Geopolitical uncertainties

On the other end, geopolitical uncertainties and global economic shifts are having a significant impact on M&A activity in India. According to Deloitte, over 45 percent of cross-border M&A deals in 2024 were influenced by geopolitical and supply chain factors.

“Many companies are adopting a China-plus-one strategy, seeking to diversify their manufacturing and sourcing beyond China. India is seen as a potential alternative, which could lead to increased M&A activity as companies acquire Indian businesses or set up manufacturing facilities in the country,” says Berry of Deloitte.

Supply chain disruptions caused by geopolitical events such as the ongoing conflict in Ukraine have highlighted the need for greater supply chain resilience. “There is a clear decoupling of supply chains taking place leading to M&A activity being along similar lines,” says Shravan Shetty, managing director, Primus Partners. Companies are seeking to acquire businesses that can help them improve their supply chain visibility, agility, and resilience.
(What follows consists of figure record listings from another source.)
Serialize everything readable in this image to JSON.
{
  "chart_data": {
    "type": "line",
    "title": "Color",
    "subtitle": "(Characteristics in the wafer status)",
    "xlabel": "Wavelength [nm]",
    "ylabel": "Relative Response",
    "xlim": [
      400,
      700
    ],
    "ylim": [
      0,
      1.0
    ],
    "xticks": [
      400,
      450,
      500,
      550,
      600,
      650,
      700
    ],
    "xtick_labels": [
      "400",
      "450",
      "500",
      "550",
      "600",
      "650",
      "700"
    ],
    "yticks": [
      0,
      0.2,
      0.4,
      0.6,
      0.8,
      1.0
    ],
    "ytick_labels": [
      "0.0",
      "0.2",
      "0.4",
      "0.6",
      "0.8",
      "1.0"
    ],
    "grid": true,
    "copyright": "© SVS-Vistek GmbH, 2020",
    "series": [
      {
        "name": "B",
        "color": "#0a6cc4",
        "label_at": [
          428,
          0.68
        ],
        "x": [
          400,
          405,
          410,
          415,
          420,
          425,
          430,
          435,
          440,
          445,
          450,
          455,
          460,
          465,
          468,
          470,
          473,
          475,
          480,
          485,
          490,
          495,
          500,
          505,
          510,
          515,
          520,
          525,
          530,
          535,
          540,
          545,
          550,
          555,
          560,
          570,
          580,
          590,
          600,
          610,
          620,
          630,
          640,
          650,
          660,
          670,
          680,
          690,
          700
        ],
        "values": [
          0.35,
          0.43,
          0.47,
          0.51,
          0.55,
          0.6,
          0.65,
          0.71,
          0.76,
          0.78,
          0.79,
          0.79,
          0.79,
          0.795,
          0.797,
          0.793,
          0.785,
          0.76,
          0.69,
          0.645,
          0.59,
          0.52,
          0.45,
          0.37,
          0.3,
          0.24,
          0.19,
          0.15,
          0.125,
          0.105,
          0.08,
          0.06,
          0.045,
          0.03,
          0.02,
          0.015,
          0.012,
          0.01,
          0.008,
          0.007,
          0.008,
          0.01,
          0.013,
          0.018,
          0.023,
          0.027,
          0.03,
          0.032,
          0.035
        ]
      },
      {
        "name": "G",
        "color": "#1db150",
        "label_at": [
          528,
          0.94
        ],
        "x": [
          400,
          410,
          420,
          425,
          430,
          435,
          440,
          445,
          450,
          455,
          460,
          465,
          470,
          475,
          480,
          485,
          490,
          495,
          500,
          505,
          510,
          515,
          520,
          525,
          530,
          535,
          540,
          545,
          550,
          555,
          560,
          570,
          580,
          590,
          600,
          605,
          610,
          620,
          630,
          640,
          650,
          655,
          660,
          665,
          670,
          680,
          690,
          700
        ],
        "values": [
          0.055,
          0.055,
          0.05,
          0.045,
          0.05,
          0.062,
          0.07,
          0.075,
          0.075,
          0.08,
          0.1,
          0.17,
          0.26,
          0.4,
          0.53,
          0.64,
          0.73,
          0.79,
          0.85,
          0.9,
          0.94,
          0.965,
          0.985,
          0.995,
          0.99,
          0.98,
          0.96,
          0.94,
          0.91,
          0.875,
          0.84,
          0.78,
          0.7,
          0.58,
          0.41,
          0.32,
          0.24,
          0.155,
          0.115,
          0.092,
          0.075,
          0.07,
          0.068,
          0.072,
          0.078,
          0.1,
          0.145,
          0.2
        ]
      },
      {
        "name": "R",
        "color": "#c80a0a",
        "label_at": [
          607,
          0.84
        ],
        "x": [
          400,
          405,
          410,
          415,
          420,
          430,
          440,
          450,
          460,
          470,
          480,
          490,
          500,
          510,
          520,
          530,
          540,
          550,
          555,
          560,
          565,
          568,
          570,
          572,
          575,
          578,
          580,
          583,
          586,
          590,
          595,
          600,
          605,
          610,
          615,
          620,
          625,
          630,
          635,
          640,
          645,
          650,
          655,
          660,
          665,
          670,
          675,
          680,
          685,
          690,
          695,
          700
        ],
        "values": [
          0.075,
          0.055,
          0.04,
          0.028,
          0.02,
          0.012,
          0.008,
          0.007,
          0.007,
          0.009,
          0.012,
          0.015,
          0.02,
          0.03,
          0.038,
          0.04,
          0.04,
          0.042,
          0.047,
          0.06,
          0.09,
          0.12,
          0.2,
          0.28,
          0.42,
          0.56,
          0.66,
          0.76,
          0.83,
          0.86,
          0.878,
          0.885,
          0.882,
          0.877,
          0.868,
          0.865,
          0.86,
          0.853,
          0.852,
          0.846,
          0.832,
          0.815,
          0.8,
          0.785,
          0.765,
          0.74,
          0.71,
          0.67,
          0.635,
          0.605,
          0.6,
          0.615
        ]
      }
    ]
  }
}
“MNCs don’t seem too keen to set up plants in India—however, working with Indian contract manufacturers seems to be fairly active. That’s one of the reasons you’ll see a lot of activity in terms of manufacturing M&A —they are growing fairly rapidly and CapEx is getting added there,” says Agarwal.

Looking ahead

M&A activity in India is likely to remain strong, aided by the positive shift in global markets. Growing sectors such as technology, health care, manufacturing and renewable energy will remain a key focus.

In the next couple of years, Agarwal says, “In small quantums, but sectors such as aerospace, defence, agritech will continue to garner investments—not the bulge bracket, but they will remain exciting sectors. Additionally, there are certain regulatory changes that are expected on the insurance regulatory framework, in terms of FDI policy. If those changes come through, that could trigger a bunch of consolidation action there—so insurance should be an interesting space.”

On the policy and regulatory front, Khan says, “We expect the government to keep up the growth-oriented approach of recent years and the sustained push on fast infrastructure development to continue,” — bolstering the overall outlook on the Indian economy in general and on M&A activity in particular.